Concordance of sputum supernatant with their matched plasma sample
Furthermore, Fig. 4A illustrates the mutation profile of plasma samples. Comparing the mutation profile of 28 patients with both the sputum supernatant and plasma samples, 32 mutations were detected from both samples, revealing a concordance rate of 53.6% (Fig. 4B). Sputum supernatant and plasma samples had comparable detection rates (71.4% vs. 67.9%; P = 1) but significantly higher median allelic fraction than its matched plasma sample (P = 0.034). Sputum supernatant and matched plasma samples were highly concordant in detecting fusions, achieving 83.5%. SNVs and Indels were 31.0% concordant, while CNVs were only detected from 3 sputum supernatant samples resulting in a concordance rate of 7.7% (Table S4).
These data indicate that sputum supernatant samples have comparable detection rates as plasma samples, suggesting its utility as an alternative sample for comprehensive genomic profiling, particularly for non-CNV mutations.
Sputum supernatant from smokers and non-smokers
Next, we investigated the clinical factors that are associated with a better detection rate for induced sputum samples. All the clinical features analyzed including age, gender, disease stage, smoking history, and histology, were not statistically correlated with mutation detection rate in either sputum supernatant or sediment samples (Table S5). However, significantly higher maxAF (P = 0.018; Table S5) and AF (P = 0.021; Figure S2) were observed in the sputum supernatant samples from smokers than from non-smokers.
These data suggest that sputum supernatant samples, particularly from smokers, could provide valuable genetic information.
Case Vignette
Of the 13 patients evaluable for sputum cytology, 38.5% (5/13) were identified with malignant cells. Figure 5 illustrates the apparent heterogeneous cell nuclei in the sputum cytology of samples from three patients. The three patients had stage IVA-IVB lung cancer of various histologies.
Figure 5A was the sputum cytology findings for Patient P23, who was a 56-year-old female non-smoker diagnosed with stage IVA pulmonary sarcomatoid carcinoma. TP53 c.993 + 1G > C and PIK3CA p.H1047R were detected from both the matched tissue and sputum supernatant samples but were undetected from the sputum sediment sample. With no actionable mutations detected, she received pemetrexed, carboplatin, and bevacizumab as front-line therapy.
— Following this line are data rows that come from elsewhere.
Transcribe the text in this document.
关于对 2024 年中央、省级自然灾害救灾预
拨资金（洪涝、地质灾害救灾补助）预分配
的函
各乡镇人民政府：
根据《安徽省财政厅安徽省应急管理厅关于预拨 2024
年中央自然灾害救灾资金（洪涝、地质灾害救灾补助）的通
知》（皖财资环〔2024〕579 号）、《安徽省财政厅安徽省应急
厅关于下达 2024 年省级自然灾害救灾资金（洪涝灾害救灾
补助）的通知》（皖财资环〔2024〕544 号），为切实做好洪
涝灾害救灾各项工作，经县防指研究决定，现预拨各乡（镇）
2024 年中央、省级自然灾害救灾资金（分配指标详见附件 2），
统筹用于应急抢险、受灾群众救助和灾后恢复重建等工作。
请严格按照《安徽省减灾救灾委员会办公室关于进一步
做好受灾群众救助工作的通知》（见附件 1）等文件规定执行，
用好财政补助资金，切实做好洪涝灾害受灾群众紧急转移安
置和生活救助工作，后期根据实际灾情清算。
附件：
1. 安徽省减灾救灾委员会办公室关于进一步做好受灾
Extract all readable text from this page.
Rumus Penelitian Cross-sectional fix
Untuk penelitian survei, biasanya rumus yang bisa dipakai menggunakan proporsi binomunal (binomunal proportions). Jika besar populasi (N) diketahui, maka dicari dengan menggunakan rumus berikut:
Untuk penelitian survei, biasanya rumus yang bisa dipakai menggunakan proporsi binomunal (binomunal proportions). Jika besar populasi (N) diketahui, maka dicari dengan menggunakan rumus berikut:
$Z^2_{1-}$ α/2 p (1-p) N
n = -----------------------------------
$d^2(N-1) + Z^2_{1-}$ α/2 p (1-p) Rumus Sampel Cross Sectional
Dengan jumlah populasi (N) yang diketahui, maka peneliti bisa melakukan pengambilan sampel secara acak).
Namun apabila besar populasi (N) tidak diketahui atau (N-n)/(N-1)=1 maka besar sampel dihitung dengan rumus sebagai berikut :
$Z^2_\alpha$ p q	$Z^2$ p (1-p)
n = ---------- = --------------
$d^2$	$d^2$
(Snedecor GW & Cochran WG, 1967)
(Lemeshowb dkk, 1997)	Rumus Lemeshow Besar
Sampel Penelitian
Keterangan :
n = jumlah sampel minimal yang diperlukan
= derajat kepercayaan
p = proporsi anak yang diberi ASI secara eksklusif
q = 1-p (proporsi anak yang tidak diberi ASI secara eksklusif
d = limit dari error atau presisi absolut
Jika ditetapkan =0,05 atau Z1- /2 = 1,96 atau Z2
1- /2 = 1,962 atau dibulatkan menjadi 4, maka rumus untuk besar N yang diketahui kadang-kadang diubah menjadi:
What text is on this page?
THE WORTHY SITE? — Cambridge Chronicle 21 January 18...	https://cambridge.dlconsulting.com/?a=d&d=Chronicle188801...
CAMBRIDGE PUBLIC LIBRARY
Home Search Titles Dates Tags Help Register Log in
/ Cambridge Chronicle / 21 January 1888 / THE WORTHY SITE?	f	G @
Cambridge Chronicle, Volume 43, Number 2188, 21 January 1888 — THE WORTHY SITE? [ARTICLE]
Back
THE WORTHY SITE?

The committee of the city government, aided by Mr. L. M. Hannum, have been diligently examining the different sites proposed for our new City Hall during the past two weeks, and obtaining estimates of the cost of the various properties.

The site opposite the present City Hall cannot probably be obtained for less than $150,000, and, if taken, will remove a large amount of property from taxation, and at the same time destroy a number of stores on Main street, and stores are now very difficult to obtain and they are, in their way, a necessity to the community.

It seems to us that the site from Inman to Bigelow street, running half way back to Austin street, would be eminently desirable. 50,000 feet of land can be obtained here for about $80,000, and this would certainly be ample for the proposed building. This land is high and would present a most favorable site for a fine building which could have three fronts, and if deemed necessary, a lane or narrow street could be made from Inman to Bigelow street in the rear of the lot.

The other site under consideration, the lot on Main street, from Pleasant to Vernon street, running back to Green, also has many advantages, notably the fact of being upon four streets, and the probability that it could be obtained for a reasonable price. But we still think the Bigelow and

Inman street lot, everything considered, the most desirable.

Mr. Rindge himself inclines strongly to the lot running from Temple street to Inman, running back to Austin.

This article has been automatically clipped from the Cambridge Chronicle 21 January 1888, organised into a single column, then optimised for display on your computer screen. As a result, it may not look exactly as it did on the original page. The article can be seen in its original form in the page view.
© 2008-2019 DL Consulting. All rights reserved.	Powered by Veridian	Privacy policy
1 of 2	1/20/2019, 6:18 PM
Figure 5B was the sputum cytology findings for Patient P27 was a 55-year-old male smoker diagnosed with stage IVB well-differentiated squamous cell lung carcinoma. EGFR exon 19 deletion E746_A750 (19del) was detected from his matched tissue, plasma, and sputum supernatant samples, but was undetected from the sputum sediment sample. His disease achieved partial response with cisplatin, paclitaxel, and pembrolizumab as the front-line regimen. Upon detection of EGFR 19del, he received icotinib as the second-line regimen.
Figure 5C was the sputum cytology findings for Patient P41was a 66-year-old female non-smoker diagnosed with stage IVB poorly-differentiated lung adenocarcinoma. EGFR 19del was detected from all her matched samples, including tissue, plasma, sputum supernatant, and sputum sediment samples. In addition to the EGFR 19del, EGFR copy number amplification and TP53 c.783-1G > T were detected from her tissue samples, which were undetected in the other sample types. She received icotinib as the front-line regimen and achieved complete response.